The presentation is a bit hit and miss overall. While the graphics in most areas of the game look excellent, it’s obvious that not enough attention was spent on a number character models. Most notably, in MyCareer mode, the interviewer Renee Young looks unusual and lacks realism. Even the crowd looks dated and doesn’t come close to matching in the quality of the in-ring wrestlers. Although, there are some subtle details that have been added to create more realism. Each wrestler now sweats as the match progresses while clothing has a more natural flow; a perfect example is how Stone Cold’s vest moves about when he fights.
Notably, all of the superstar’s entrances and theme songs are well performed and look spectacular before a match. It’s just a pity that the commentary team of JBL, Michael Cole and Jerry “The King” Lawler are a little off and come across as unnatural.

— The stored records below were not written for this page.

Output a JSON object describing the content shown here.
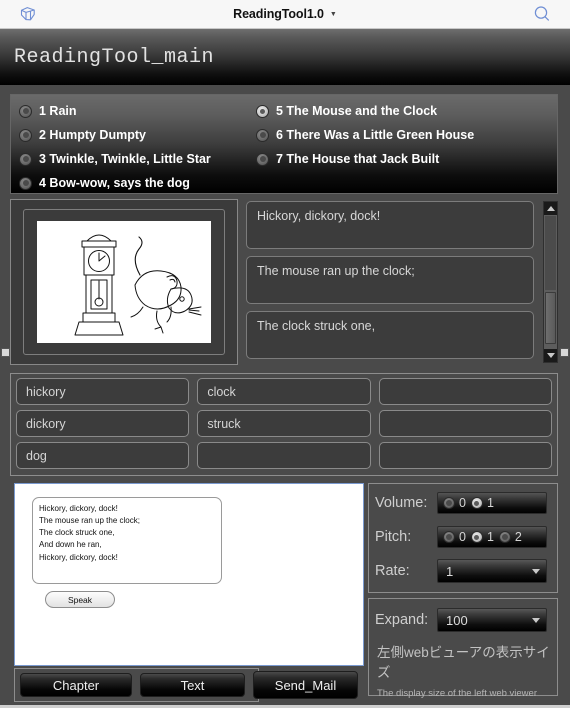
{
  "browser_bar": {
    "left_icon": "pages-folder-icon",
    "title": "ReadingTool1.0",
    "caret": "▼",
    "right_icon": "search-icon"
  },
  "page": {
    "title": "ReadingTool_main"
  },
  "story_list": {
    "column_left": [
      {
        "num_label": "1 Rain",
        "selected": false
      },
      {
        "num_label": "2 Humpty Dumpty",
        "selected": false
      },
      {
        "num_label": "3 Twinkle, Twinkle, Little Star",
        "selected": false
      },
      {
        "num_label": "4 Bow-wow, says the dog",
        "selected": false
      }
    ],
    "column_right": [
      {
        "num_label": "5 The Mouse and the Clock",
        "selected": true
      },
      {
        "num_label": "6 There Was a Little Green House",
        "selected": false
      },
      {
        "num_label": "7 The House that Jack Built",
        "selected": false
      }
    ]
  },
  "illustration": {
    "alt": "grandfather-clock-and-mouse-line-drawing"
  },
  "sentence_panel": {
    "lines": [
      "Hickory, dickory, dock!",
      "The mouse ran up the clock;",
      "The clock struck one,"
    ],
    "scroll_up": "▲",
    "scroll_down": "▼"
  },
  "word_grid": {
    "rows": [
      [
        "hickory",
        "clock",
        ""
      ],
      [
        "dickory",
        "struck",
        ""
      ],
      [
        "dog",
        "",
        ""
      ]
    ]
  },
  "speak_panel": {
    "text": "Hickory, dickory, dock!\nThe mouse ran up the clock;\nThe clock struck one,\nAnd down he ran,\nHickory, dickory, dock!",
    "button_label": "Speak"
  },
  "controls": {
    "volume": {
      "label": "Volume:",
      "options": [
        "0",
        "1"
      ],
      "selected": "1"
    },
    "pitch": {
      "label": "Pitch:",
      "options": [
        "0",
        "1",
        "2"
      ],
      "selected": "1"
    },
    "rate": {
      "label": "Rate:",
      "value": "1",
      "caret": "▼"
    }
  },
  "expand": {
    "label": "Expand:",
    "value": "100",
    "caret": "▼",
    "note_jp": "左側webビューアの表示サイズ",
    "note_en": "The display size of the left web viewer"
  },
  "bottom_buttons": {
    "chapter": "Chapter",
    "text": "Text",
    "send_mail": "Send_Mail"
  },
  "colors": {
    "window_bg": "#4a4a4a",
    "accent_blue": "#6f8ed4",
    "panel_dark": "#3c3c3c",
    "text_light": "#d5d5d5"
  }
}
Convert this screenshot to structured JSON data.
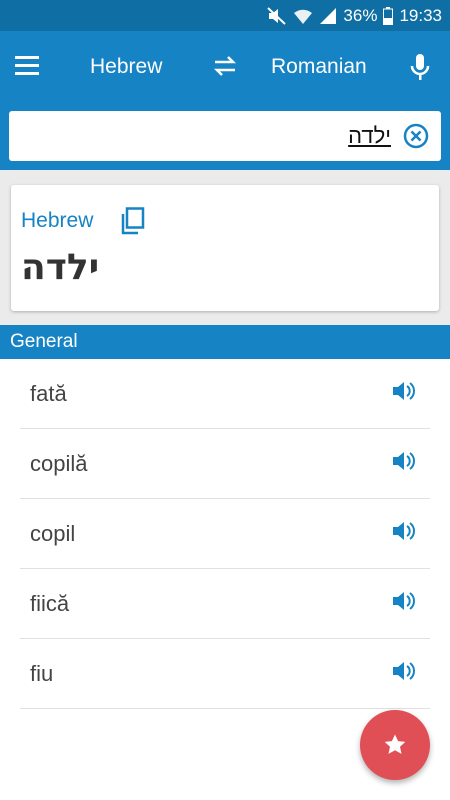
{
  "status_bar": {
    "battery": "36%",
    "time": "19:33"
  },
  "app_bar": {
    "source_language": "Hebrew",
    "target_language": "Romanian"
  },
  "search": {
    "query": "ילדה"
  },
  "source_card": {
    "language": "Hebrew",
    "word": "ילדה"
  },
  "section": {
    "title": "General"
  },
  "results": [
    {
      "text": "fată"
    },
    {
      "text": "copilă"
    },
    {
      "text": "copil"
    },
    {
      "text": "fiică"
    },
    {
      "text": "fiu"
    }
  ],
  "colors": {
    "primary": "#1583c4",
    "status_bar": "#0f6ea3",
    "fab": "#e04f55"
  }
}
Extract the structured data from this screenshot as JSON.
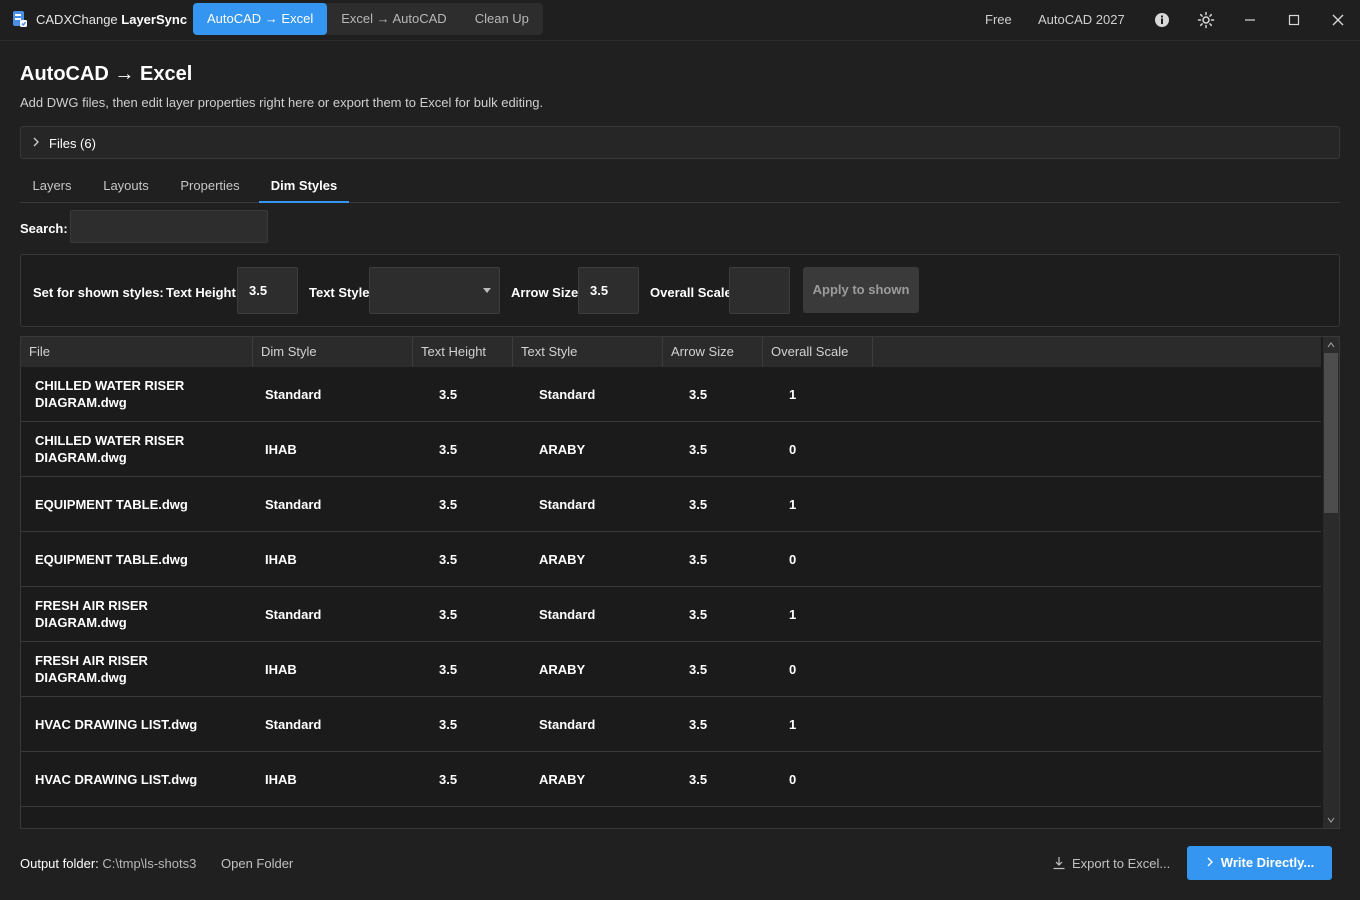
{
  "titlebar": {
    "app_name_prefix": "CADXChange ",
    "app_name_bold": "LayerSync",
    "mode_tabs": [
      {
        "label": "AutoCAD → Excel",
        "active": true
      },
      {
        "label": "Excel → AutoCAD",
        "active": false
      },
      {
        "label": "Clean Up",
        "active": false
      }
    ],
    "plan": "Free",
    "version": "AutoCAD 2027",
    "icons": [
      "info-icon",
      "theme-sun-icon",
      "minimize-icon",
      "maximize-icon",
      "close-icon"
    ]
  },
  "header": {
    "title": "AutoCAD → Excel",
    "subtitle": "Add DWG files, then edit layer properties right here or export them to Excel for bulk editing."
  },
  "files": {
    "label": "Files (6)"
  },
  "tabs": [
    {
      "label": "Layers",
      "active": false
    },
    {
      "label": "Layouts",
      "active": false
    },
    {
      "label": "Properties",
      "active": false
    },
    {
      "label": "Dim Styles",
      "active": true
    }
  ],
  "search": {
    "label": "Search:",
    "value": ""
  },
  "bulk": {
    "label": "Set for shown styles:",
    "text_height_label": "Text Height",
    "text_height_value": "3.5",
    "text_style_label": "Text Style",
    "text_style_value": "",
    "arrow_size_label": "Arrow Size",
    "arrow_size_value": "3.5",
    "overall_scale_label": "Overall Scale",
    "overall_scale_value": "",
    "apply_label": "Apply to shown"
  },
  "table": {
    "columns": [
      "File",
      "Dim Style",
      "Text Height",
      "Text Style",
      "Arrow Size",
      "Overall Scale"
    ],
    "rows": [
      {
        "file": "CHILLED WATER RISER DIAGRAM.dwg",
        "dim_style": "Standard",
        "text_height": "3.5",
        "text_style": "Standard",
        "arrow_size": "3.5",
        "overall_scale": "1"
      },
      {
        "file": "CHILLED WATER RISER DIAGRAM.dwg",
        "dim_style": "IHAB",
        "text_height": "3.5",
        "text_style": "ARABY",
        "arrow_size": "3.5",
        "overall_scale": "0"
      },
      {
        "file": "EQUIPMENT TABLE.dwg",
        "dim_style": "Standard",
        "text_height": "3.5",
        "text_style": "Standard",
        "arrow_size": "3.5",
        "overall_scale": "1"
      },
      {
        "file": "EQUIPMENT TABLE.dwg",
        "dim_style": "IHAB",
        "text_height": "3.5",
        "text_style": "ARABY",
        "arrow_size": "3.5",
        "overall_scale": "0"
      },
      {
        "file": "FRESH AIR RISER DIAGRAM.dwg",
        "dim_style": "Standard",
        "text_height": "3.5",
        "text_style": "Standard",
        "arrow_size": "3.5",
        "overall_scale": "1"
      },
      {
        "file": "FRESH AIR RISER DIAGRAM.dwg",
        "dim_style": "IHAB",
        "text_height": "3.5",
        "text_style": "ARABY",
        "arrow_size": "3.5",
        "overall_scale": "0"
      },
      {
        "file": "HVAC DRAWING LIST.dwg",
        "dim_style": "Standard",
        "text_height": "3.5",
        "text_style": "Standard",
        "arrow_size": "3.5",
        "overall_scale": "1"
      },
      {
        "file": "HVAC DRAWING LIST.dwg",
        "dim_style": "IHAB",
        "text_height": "3.5",
        "text_style": "ARABY",
        "arrow_size": "3.5",
        "overall_scale": "0"
      }
    ]
  },
  "footer": {
    "output_label": "Output folder:",
    "output_path": "C:\\tmp\\ls-shots3",
    "open_folder": "Open Folder",
    "export_label": "Export to Excel...",
    "write_label": "Write Directly..."
  },
  "colors": {
    "accent": "#3596f1",
    "background": "#202020"
  }
}
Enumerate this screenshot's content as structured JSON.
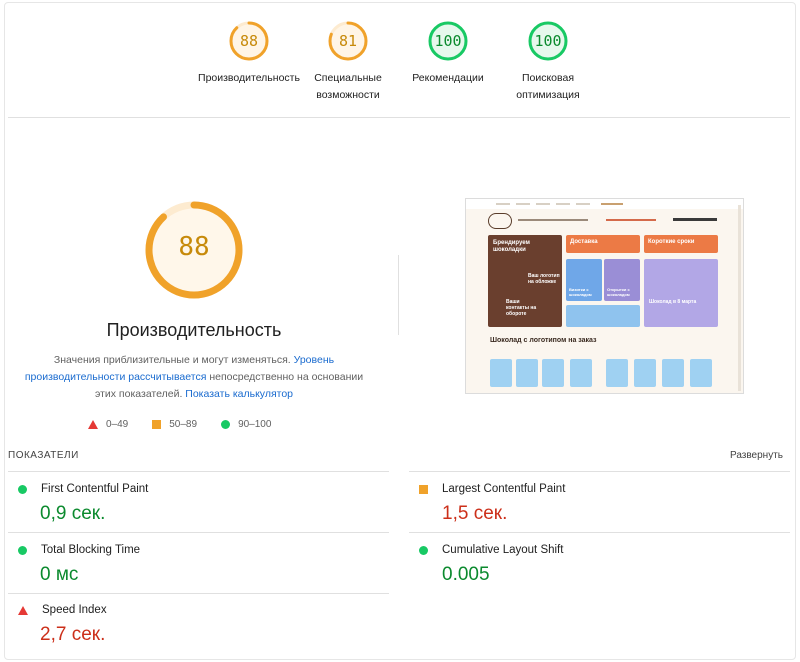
{
  "scores": [
    {
      "value": "88",
      "label": "Производительность",
      "color": "#f0a22a",
      "text_color": "#c78a0a",
      "fraction": 0.88
    },
    {
      "value": "81",
      "label": "Специальные возможности",
      "color": "#f0a22a",
      "text_color": "#c78a0a",
      "fraction": 0.81
    },
    {
      "value": "100",
      "label": "Рекомендации",
      "color": "#18c964",
      "text_color": "#0b8a2e",
      "fraction": 1.0
    },
    {
      "value": "100",
      "label": "Поисковая оптимизация",
      "color": "#18c964",
      "text_color": "#0b8a2e",
      "fraction": 1.0
    }
  ],
  "main": {
    "score": "88",
    "fraction": 0.88,
    "title": "Производительность",
    "desc_prefix": "Значения приблизительные и могут изменяться. ",
    "desc_link": "Уровень производительности рассчитывается",
    "desc_middle": " непосредственно на основании этих показателей. ",
    "calc_link": "Показать калькулятор"
  },
  "legend": {
    "poor": "0–49",
    "average": "50–89",
    "good": "90–100"
  },
  "thumbnail": {
    "card1": "Брендируем шоколадки",
    "card2": "Доставка",
    "card3": "Короткие сроки",
    "card4": "Ваш логотип на обложке",
    "card5": "Ваши контакты на обороте",
    "card6": "Визитки с шоколадом",
    "card7": "Открытки с шоколадом",
    "card8": "Шоколад в 8 марта",
    "heading": "Шоколад с логотипом на заказ"
  },
  "metrics": {
    "header": "ПОКАЗАТЕЛИ",
    "expand": "Развернуть",
    "items": [
      {
        "name": "First Contentful Paint",
        "value": "0,9 сек.",
        "status": "good"
      },
      {
        "name": "Largest Contentful Paint",
        "value": "1,5 сек.",
        "status": "average"
      },
      {
        "name": "Total Blocking Time",
        "value": "0 мс",
        "status": "good"
      },
      {
        "name": "Cumulative Layout Shift",
        "value": "0.005",
        "status": "good"
      },
      {
        "name": "Speed Index",
        "value": "2,7 сек.",
        "status": "poor"
      }
    ]
  }
}
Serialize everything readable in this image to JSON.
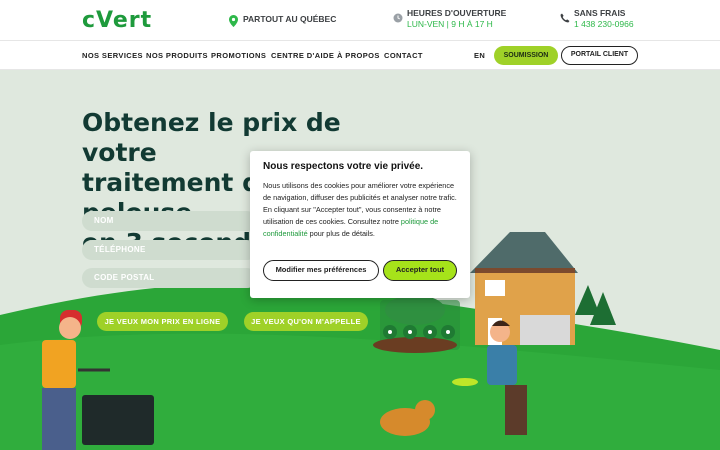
{
  "header": {
    "logo": "cVert",
    "location": {
      "label": "PARTOUT AU QUÉBEC"
    },
    "hours": {
      "label": "HEURES D'OUVERTURE",
      "value": "LUN-VEN | 9 H À 17 H"
    },
    "phone": {
      "label": "SANS FRAIS",
      "value": "1 438 230-0966"
    }
  },
  "nav": {
    "items": [
      "NOS SERVICES",
      "NOS PRODUITS",
      "PROMOTIONS",
      "CENTRE D'AIDE",
      "À PROPOS",
      "CONTACT"
    ],
    "lang": "EN",
    "submit": "SOUMISSION",
    "portal": "PORTAIL CLIENT"
  },
  "hero": {
    "title_line1": "Obtenez le prix de votre",
    "title_line2": "traitement de pelouse",
    "title_line3": "en 3 secondes",
    "fields": {
      "name": "NOM",
      "phone": "TÉLÉPHONE",
      "postal": "CODE POSTAL"
    },
    "cta_price": "JE VEUX MON PRIX EN LIGNE",
    "cta_call": "JE VEUX QU'ON M'APPELLE"
  },
  "cookie": {
    "title": "Nous respectons votre vie privée.",
    "text_before": "Nous utilisons des cookies pour améliorer votre expérience de navigation, diffuser des publicités et analyser notre trafic. En cliquant sur \"Accepter tout\", vous consentez à notre utilisation de ces cookies. Consultez notre ",
    "link": "politique de confidentialité",
    "text_after": " pour plus de détails.",
    "modify": "Modifier mes préférences",
    "accept": "Accepter tout"
  },
  "colors": {
    "brand_green": "#1e9a3c",
    "lime": "#9fd128",
    "title": "#123a33"
  }
}
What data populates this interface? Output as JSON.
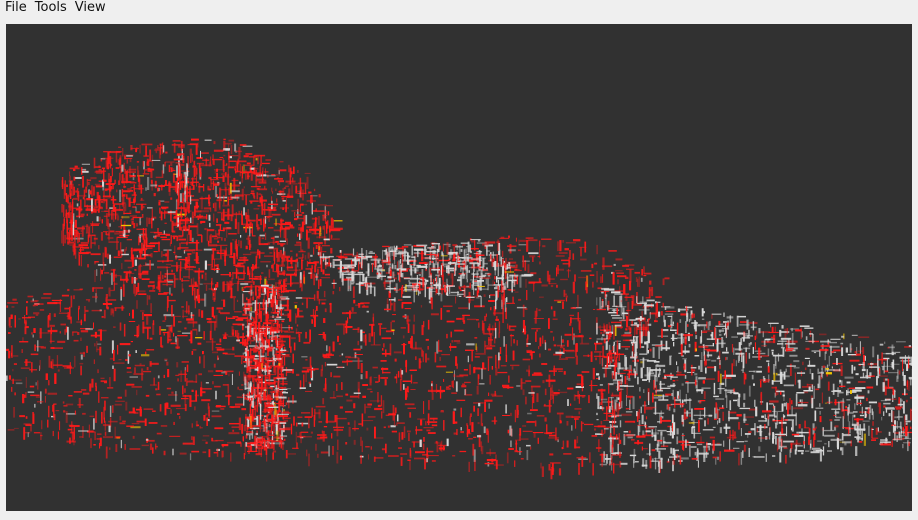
{
  "menubar": {
    "items": [
      {
        "label": "File"
      },
      {
        "label": "Tools"
      },
      {
        "label": "View"
      }
    ]
  },
  "viewport": {
    "background_color": "#313131",
    "point_colors": {
      "primary": "#ff1a1a",
      "secondary": "#d9d9d9",
      "accent": "#f2c400"
    }
  }
}
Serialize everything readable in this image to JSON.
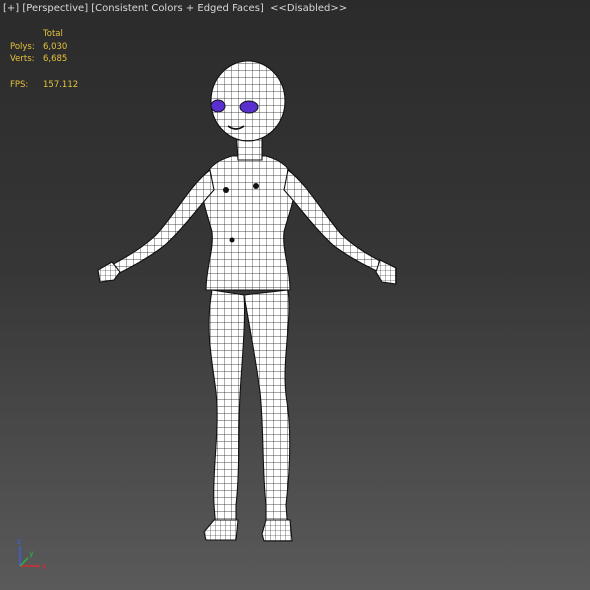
{
  "viewport": {
    "label_plus": "[+]",
    "label_view": "[Perspective]",
    "label_shading": "[Consistent Colors + Edged Faces]",
    "label_disabled": "<<Disabled>>"
  },
  "stats": {
    "header": "Total",
    "polys_label": "Polys:",
    "polys_value": "6,030",
    "verts_label": "Verts:",
    "verts_value": "6,685",
    "fps_label": "FPS:",
    "fps_value": "157.112"
  },
  "colors": {
    "background_top": "#2b2b2b",
    "background_bottom": "#5a5a5a",
    "stats_text": "#e6c23c",
    "mesh_fill": "#ffffff",
    "mesh_edge": "#111111",
    "eye": "#5a2fd0"
  },
  "axis_gizmo": {
    "x": "x",
    "y": "y",
    "z": "z",
    "x_color": "#d23030",
    "y_color": "#2fb24a",
    "z_color": "#3a5ee0"
  }
}
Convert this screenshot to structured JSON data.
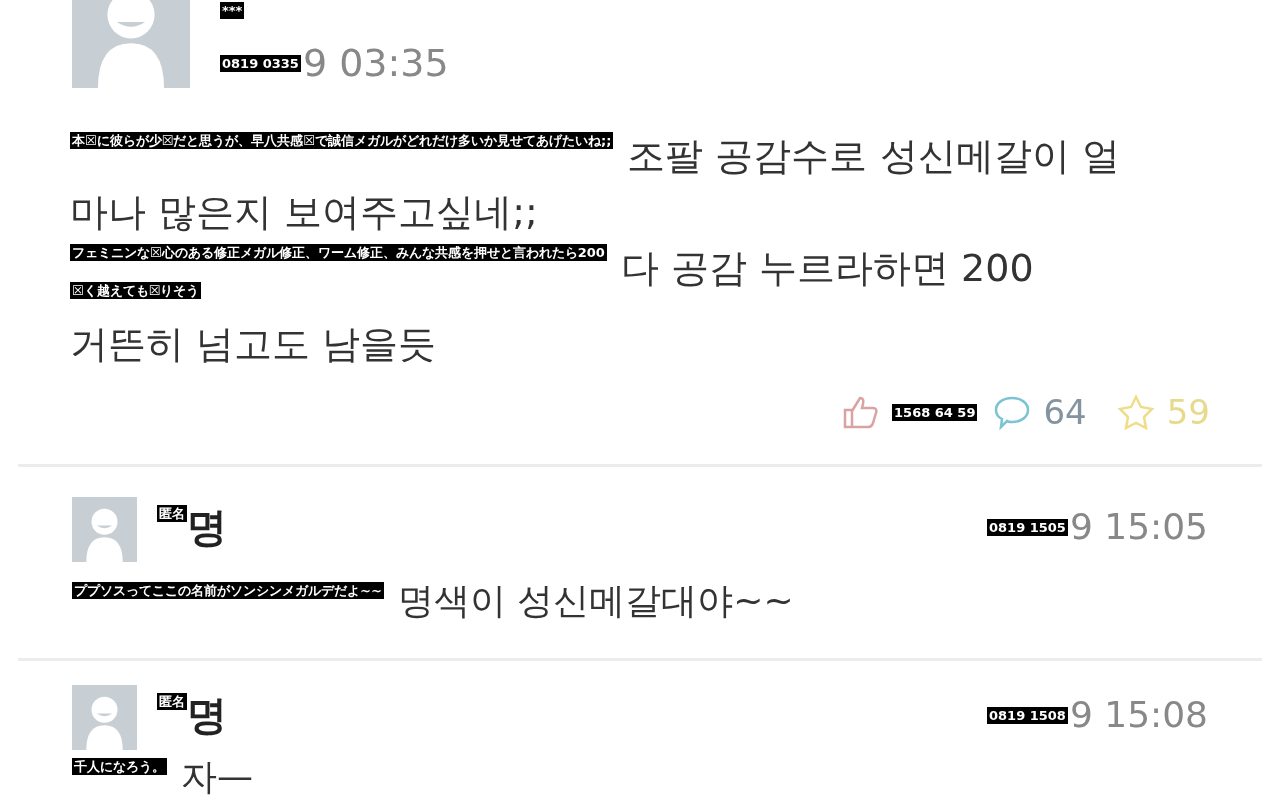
{
  "post": {
    "author_label": "***",
    "date_label": "0819 0335",
    "date": "9 03:35",
    "body": [
      {
        "label": "本☒に彼らが少☒だと思うが、早八共感☒で誠信メガルがどれだけ多いか見せてあげたいね;;",
        "text": "조팔 공감수로 성신메갈이 얼"
      },
      {
        "text": "마나 많은지 보여주고싶네;;"
      },
      {
        "label": "フェミニンな☒心のある修正メガル修正、ワーム修正、みんな共感を押せと言われたら200",
        "text": "다 공감 누르라하면 200"
      },
      {
        "label": "☒く越えても☒りそう"
      },
      {
        "text": "거뜬히 넘고도 남을듯"
      }
    ],
    "stats_label": "1568 64 59",
    "comment_count": "64",
    "favorite_count": "59"
  },
  "comments": [
    {
      "author_label": "匿名",
      "author": "명",
      "date_label": "0819 1505",
      "date": "9 15:05",
      "label": "ププソスってここの名前がソンシンメガルデだよ~~",
      "text": "명색이 성신메갈대야~~"
    },
    {
      "author_label": "匿名",
      "author": "명",
      "date_label": "0819 1508",
      "date": "9 15:08",
      "label": "千人になろう。",
      "text": "자—"
    }
  ]
}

I much preferred the commentary in the 2K Showcase mode; WWE Hall of Famer Jim Ross calls the matches alongside Lawler sounding more genuine and interested in what’s going on in the ring. There are a lot more match types this time with the return of ladder tag team, handicap, and tornado tag, which is especially entertaining in the multiplayer mode.
WWE 2K16 features a stronger creation mode; providing players with the facilities to create a Superstar or Diva, as well as championship belts and arenas. You’re able to create up to 100 wrestlers, which is four times as many create-a-wrestlers as last year’s edition. I’m not sure you’d want to create that many wrestlers yourself, but luckily there’s an online community in which you can download other users creations.
Another evolution in the WWE game creation mode is the new free mobile app. The WWE 2K16 Creation Studio app lets you take photos of your face (or a friends face), and upload the images directly into the game. Once the images are available in the game, it’s easy to apply the face image to your character, thus taking away the time-consuming effort of editing. I thought this was a great idea and a much easier tool to use; doing your own facial customisations can take a lot of time if you’re picky. Also, the app works with logo creation, which you can add to your created wrestlers, shows, arenas and championship belts.
WWE 2K16 delivers the largest roster in the series history and more content than any wrestling game before. Not only are there are lots of modes to keep solo and multiplayer fans engaged, there are also countless match configurations and customisation options. 2K16 is mostly a positive step forward with improved gameplay that creates a much better sense of balance; even if the new submission system is likely not to agree with longtime fans. Everything about this latest installment is oozing with fanservice, and that’s definitely something they’ve delivered on. If you overlook some of the smaller issues, I feel confident in saying 2K16 is one of the best and most comprehensive WWE games of the last decade. It accommodates all generations of wrestling fans and is just an all-around great sports fighting game.